I think it is wonderful what Tanzil said in his presentation about expanding art scene with the help of the private sector. If we compare this with places like New York City where that kind of culture already exists, the way of starting is different.

New Yorkers use public spaces as if they are their own backyards, so it’s hardly like going somewhere special. It is like there is an embedded sense of ownership to those spaces. that’s why communities often spontaneously participates in the parks management. I feel that this is a cultural difference.

In Jakarta, how do people feel about public spaces? How are people in the city consious of such spaces?

Ignatius Hermawan Tanzil: As I mentioned before, there is not so much public space in Jakarta. There are not so many parks or places where we can go. I believe that education and experience about this is really lacking. Of course, I am sure the young generation is now changing. Before, luxury meant going to Singapore, Hong Kong, or Japan to buy high-brand clothing, but young people today rather want to visit the lesser-known places in another country or go to some village where there is a lot of nature. Social media can be harmful but as one example of its positive impact, we can see that the younger generation is now seeking out this kind of thing.

My friend and I always dreaming of changing our Bintaro into a place like Copenhagen, where the whole city is so beautiful. Every shop is so beautiful. Design thinking is already in their blood, it’s part of everything. Good design does not have to be expensive. And this is why we are doing just these small things but hopefully someday, the government will pay attention and help us out.

Moriya: Tanzil just mentioned education. I was wondering what Committee Chief Nobutoki thinks about this point, particularly in relation to the value of public space or the value of design and art.

Nobutoki: Just from a look at the number of nonprofits there are, it seems like a lot of people in Yokohama are thinking about public space or ways to tackle global warming.

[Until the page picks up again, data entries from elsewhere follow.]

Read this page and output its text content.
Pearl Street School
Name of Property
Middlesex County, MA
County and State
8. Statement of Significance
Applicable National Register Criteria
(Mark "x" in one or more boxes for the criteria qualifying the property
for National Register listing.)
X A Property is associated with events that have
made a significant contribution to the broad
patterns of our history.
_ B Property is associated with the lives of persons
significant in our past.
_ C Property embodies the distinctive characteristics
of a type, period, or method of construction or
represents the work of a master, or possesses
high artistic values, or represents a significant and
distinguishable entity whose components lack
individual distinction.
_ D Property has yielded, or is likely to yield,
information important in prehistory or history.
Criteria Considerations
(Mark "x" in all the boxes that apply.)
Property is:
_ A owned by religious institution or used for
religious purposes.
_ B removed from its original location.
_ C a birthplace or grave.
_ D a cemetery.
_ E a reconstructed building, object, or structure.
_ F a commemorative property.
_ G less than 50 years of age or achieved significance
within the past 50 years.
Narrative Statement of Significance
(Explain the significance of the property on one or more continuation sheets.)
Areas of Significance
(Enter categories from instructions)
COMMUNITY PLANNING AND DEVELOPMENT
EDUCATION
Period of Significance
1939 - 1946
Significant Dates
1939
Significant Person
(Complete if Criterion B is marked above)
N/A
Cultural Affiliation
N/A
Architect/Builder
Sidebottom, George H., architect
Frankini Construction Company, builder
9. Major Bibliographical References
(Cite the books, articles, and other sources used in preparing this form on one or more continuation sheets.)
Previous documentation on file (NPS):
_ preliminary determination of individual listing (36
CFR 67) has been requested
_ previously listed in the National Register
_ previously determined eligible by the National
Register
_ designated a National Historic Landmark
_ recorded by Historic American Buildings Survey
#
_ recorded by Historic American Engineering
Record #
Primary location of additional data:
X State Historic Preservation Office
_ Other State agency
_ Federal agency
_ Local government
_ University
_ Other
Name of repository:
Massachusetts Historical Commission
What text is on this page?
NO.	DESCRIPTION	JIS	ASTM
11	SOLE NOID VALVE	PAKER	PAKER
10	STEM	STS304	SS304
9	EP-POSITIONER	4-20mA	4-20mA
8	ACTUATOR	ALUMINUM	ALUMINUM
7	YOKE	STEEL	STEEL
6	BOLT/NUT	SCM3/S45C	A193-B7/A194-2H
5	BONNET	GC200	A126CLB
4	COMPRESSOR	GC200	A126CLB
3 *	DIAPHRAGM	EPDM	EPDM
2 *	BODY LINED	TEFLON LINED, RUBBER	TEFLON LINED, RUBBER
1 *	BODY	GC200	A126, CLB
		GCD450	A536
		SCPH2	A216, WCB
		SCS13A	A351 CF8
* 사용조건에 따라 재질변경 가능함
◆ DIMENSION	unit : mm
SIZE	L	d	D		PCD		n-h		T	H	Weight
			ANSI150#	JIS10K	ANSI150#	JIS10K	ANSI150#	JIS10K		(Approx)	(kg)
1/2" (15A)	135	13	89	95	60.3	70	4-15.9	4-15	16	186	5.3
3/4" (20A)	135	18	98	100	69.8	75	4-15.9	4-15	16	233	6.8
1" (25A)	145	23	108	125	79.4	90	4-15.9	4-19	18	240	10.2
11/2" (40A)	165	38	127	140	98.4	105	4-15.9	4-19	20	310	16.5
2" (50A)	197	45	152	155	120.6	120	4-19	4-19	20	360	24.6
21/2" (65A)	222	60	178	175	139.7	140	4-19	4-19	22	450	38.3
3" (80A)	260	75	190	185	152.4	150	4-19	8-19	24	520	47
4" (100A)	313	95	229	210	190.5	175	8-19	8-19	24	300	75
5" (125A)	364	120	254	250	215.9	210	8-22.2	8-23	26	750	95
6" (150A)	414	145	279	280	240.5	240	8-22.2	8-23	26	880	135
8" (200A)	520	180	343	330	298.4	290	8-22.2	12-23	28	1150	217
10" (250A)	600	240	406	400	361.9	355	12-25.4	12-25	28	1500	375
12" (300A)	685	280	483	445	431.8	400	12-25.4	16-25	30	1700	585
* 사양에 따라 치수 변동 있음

Right now, I am involved with a project related to the sea, which is also a kind of public space. But members of the public are actually only able to enter 1.4 kilometers of the 140 kilometers of sea along the coastline of Yokohama—a mere one hundredth. Moreover, these areas are embankments or reclaimed land that are designated harbors or fishing zones. So public areas or zones equates to somewhere that is managed. In foreign countries, a harbor area is a place where you can swim. But what’s happening in Yokohama is that people are unable to swim in the sea that is right there in front of them or have never experienced catching something to eat in that water. Such is the case almost everywhere in Japan and I would somehow like to reinvigorate this state of affairs.

Moriya: Art is able to do things that are not normally possible. Take the example of the bonfires that Okada introduced in his presentation. Ordinarily, we could never do that. Art is also something ultimately based on the personal interests and concerns of the artist, but I would like to hear from Director Okada about art’s forte.

Okada: In Yokohama, deregulation of public space is well underway. I think this stems from a desire, in the face of stagnating tax revenues and since we have public space all around us, to utilize this resource, so to speak, and employ it as a tool that can make money. In the same way, we can also valorize public space in terms of the common assets that art and creativity possess, so by pairing these things with public space, I think it’s possible to turn them into profit. Smart Illumination Yokohama is one such experiment but we are also engaging in this in various other projects on a daily basis.